Même si un logement est loué de manière quasi continue, l’administration fiscale considère que le propriétaire conserve la possibilité de l’occuper personnellement à tout moment. Ainsi, le bien est assimilé à une résidence secondaire et reste soumis à la taxe d’habitation, contrairement aux résidences principales qui en sont exemptées depuis 2023. Cette règle s’applique même lorsque le taux d’occupation est élevé, car le propriétaire garde la latitude d’accepter ou de refuser les réservations, ce qui implique une jouissance potentielle du logement.
Comme le rappelle TF1, en décembre 2024, le Conseil d'Etat a statué sur le cas d’un couple proposant trois gîtes en location saisonnière. La haute juridiction administrative a estimé que la taxe d’habitation est due si, au 1er janvier de l’année d’imposition, le propriétaire conserve la jouissance du bien une partie de l’année.
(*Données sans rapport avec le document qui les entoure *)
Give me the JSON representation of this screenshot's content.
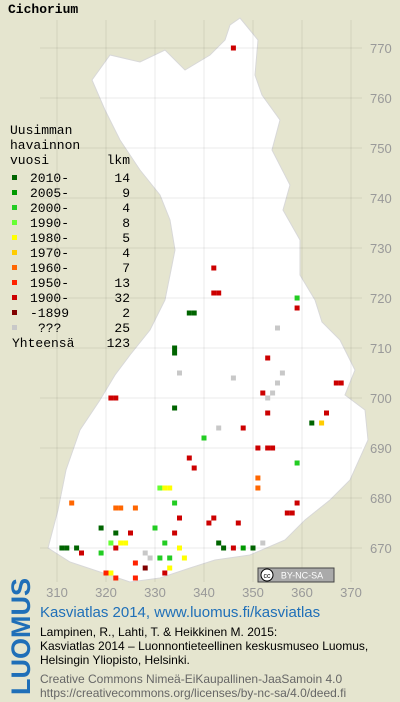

Autrement dit, même en l’absence d’occupation personnelle, le simple fait de pouvoir disposer du logement suffit à justifier l’imposition.
Le bien loué est assimilé à une résidence secondaire, donc soumis à la taxe
Pour en être exonéré, il faudra donc prouver que le bien est exclusivement destiné à la location, sans possibilité d’usage personnel. Cela peut passer par la signature d’un contrat de gestion avec une société de conciergerie, stipulant que le propriétaire n’a pas accès au logement. Armez-vous toutefois de patience si vous êtes concerné : cette démarche nécessite des justificatifs solides et une déclaration spécifique auprès des services fiscaux.